|The Italian actress Adelaide Ristori, seen here as Medée.
The Italian actress Adelaide Ristori was born at Cividale del Friuli on 30 January 1822, the daughter of strolling players. She appeared on the stage from an early age, achieving her first success as Francesca da Rimini in Silvio Pellico's tragedy of the same name. She was eighteen when she first played Marie Stuart in an Italian version of Schiller's play. In 1846 she was married to the marchese Giuliano Capranica del Grillo (d. 1861) and retired from the stage for a short while, though she soon returned. It was not until 1855 that she paid her first professional visit to Paris. Her début in the part of Francesca was rather coldly received, but she took the city by storm in the title role of Alfieri's Myrrha. Furious partisanship was aroused by the appearance of a rival to the great Rachel, and Paris was divided into two camps, with playgoers fighting at gallery doors over the merits of their respective favourites.
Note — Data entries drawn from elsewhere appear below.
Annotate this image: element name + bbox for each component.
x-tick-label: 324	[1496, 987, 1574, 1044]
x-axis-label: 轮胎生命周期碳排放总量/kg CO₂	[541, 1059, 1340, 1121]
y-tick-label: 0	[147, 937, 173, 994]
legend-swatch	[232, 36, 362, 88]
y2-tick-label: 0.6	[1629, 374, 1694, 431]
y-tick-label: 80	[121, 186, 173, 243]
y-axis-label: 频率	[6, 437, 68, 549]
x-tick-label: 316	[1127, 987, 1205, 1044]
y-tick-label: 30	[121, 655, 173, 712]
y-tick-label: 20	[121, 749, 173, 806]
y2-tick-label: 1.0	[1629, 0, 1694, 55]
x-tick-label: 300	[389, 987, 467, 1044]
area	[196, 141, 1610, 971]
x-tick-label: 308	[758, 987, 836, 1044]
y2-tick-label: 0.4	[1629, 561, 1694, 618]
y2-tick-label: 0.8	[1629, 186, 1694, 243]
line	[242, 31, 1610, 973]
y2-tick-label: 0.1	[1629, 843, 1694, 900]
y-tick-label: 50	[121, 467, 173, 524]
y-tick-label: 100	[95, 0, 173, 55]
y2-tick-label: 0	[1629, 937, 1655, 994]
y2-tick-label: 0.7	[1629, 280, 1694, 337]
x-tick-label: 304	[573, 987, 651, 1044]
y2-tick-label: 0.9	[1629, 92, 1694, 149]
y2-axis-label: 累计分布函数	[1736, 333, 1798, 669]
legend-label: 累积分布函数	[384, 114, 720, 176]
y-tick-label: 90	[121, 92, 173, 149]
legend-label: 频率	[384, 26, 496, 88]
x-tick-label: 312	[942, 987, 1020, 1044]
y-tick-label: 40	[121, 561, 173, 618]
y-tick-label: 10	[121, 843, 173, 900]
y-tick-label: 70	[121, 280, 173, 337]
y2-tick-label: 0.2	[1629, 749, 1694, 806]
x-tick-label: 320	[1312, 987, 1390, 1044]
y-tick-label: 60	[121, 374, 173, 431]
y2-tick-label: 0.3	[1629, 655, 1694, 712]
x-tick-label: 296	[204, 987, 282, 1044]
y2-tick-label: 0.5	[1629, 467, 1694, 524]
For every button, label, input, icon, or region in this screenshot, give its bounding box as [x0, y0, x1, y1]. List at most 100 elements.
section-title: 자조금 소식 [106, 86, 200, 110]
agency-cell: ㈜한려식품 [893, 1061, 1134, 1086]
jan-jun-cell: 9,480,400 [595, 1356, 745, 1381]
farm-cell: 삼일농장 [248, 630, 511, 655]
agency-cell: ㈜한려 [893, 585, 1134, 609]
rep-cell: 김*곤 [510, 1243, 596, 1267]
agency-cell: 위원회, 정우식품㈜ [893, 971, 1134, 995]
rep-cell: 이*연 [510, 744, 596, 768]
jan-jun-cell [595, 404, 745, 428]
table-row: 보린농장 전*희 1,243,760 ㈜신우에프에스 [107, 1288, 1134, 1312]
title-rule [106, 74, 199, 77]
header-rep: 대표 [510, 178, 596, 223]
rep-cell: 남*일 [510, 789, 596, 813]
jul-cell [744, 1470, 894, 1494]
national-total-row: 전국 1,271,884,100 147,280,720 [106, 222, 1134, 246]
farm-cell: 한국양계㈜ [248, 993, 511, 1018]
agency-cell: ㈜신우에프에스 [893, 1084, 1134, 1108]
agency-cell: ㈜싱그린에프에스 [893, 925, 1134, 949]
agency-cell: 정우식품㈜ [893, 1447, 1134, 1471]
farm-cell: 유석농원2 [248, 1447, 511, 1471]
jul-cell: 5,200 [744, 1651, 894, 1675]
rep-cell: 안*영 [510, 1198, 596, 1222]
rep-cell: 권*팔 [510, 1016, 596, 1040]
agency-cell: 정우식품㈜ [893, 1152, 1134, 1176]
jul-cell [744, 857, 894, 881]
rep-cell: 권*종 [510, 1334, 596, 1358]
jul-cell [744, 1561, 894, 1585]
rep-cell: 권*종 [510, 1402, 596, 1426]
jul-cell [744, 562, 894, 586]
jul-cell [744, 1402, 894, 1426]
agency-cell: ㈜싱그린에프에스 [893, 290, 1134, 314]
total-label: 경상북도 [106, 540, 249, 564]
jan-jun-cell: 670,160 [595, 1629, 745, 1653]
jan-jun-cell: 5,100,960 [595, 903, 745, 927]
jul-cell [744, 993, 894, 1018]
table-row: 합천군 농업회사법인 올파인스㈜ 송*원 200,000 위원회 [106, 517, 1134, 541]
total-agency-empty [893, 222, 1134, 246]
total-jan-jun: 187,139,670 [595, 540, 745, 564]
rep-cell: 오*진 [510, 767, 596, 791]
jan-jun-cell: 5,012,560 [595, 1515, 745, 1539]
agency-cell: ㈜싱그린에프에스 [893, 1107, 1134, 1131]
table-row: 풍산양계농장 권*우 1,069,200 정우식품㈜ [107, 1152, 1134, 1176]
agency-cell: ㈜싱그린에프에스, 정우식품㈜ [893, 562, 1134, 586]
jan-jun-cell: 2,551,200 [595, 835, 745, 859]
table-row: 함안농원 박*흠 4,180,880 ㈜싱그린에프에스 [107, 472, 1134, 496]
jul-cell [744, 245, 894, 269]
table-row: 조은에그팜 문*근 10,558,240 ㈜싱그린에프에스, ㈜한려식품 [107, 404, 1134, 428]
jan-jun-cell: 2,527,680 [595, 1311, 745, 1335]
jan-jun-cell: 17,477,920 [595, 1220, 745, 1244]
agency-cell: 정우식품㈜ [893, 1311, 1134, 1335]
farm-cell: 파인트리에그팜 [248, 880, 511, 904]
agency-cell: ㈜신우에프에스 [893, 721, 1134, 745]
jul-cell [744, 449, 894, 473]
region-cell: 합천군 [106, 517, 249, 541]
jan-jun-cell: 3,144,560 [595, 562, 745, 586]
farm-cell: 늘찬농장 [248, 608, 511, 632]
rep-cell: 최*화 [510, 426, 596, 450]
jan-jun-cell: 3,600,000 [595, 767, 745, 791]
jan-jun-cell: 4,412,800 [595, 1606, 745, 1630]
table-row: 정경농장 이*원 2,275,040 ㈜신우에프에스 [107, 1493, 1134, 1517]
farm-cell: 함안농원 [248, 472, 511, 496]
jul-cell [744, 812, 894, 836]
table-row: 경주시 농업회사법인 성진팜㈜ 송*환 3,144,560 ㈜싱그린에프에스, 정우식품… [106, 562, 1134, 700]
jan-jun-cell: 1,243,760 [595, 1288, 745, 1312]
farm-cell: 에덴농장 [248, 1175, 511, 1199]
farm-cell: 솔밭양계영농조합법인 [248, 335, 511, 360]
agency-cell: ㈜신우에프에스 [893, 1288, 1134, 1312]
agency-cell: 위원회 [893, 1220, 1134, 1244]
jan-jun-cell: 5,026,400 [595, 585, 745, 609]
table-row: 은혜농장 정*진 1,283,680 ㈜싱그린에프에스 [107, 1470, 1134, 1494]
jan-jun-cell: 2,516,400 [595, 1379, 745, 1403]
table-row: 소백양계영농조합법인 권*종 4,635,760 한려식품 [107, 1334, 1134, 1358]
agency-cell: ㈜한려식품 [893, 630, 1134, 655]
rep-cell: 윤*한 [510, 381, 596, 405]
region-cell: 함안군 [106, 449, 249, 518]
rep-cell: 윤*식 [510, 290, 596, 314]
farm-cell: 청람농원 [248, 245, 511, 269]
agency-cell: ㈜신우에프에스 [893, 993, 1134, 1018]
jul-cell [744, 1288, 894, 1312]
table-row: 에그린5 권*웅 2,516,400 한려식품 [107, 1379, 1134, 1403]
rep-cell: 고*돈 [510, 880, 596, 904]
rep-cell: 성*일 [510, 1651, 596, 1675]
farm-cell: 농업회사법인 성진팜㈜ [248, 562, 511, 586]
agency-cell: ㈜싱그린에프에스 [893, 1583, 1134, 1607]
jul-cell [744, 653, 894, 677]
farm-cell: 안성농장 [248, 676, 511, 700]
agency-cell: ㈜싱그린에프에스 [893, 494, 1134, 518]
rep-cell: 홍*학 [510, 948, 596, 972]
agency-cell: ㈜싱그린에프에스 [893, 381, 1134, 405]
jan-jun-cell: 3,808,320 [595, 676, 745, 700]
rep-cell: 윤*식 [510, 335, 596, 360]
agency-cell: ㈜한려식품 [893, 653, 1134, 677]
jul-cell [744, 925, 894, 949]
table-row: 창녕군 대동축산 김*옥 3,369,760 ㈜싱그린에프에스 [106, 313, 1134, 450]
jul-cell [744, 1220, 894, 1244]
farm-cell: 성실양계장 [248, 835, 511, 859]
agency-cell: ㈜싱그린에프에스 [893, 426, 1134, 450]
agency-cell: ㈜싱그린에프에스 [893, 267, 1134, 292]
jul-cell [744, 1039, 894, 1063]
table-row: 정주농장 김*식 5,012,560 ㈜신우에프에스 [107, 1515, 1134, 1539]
In 1856 Ristori toured in various other countries, which she followed with a fresh visit to Paris, appearing in the title role of Legouvé's Medée [Medea], the success of which she then repeated in London. In 1857 she visited Madrid, playing in Spanish to enthusiastic audiences, and in 1866 she paid the first of four visits to the United States, where she won much applause, particularly in Giacometti's Elizabeth, an Italian study of the English sovereign. She finally retired from professional life in 1885, and died on 9 October 1906 in Rome. She left a son, the marchese Georgio Capranica del Grillo. Her Studies and Memoirs (1888) provide a lively account of an interesting career, and are particularly valuable for the chapters devoted to the psychological explanation of the characters of Mary Stuart, Elizabeth, Myrrha, Phaedra and Lady Macbeth, in her interpretation of which Ristori combined high dramatic instinct with the keenest and most critical intellectual study.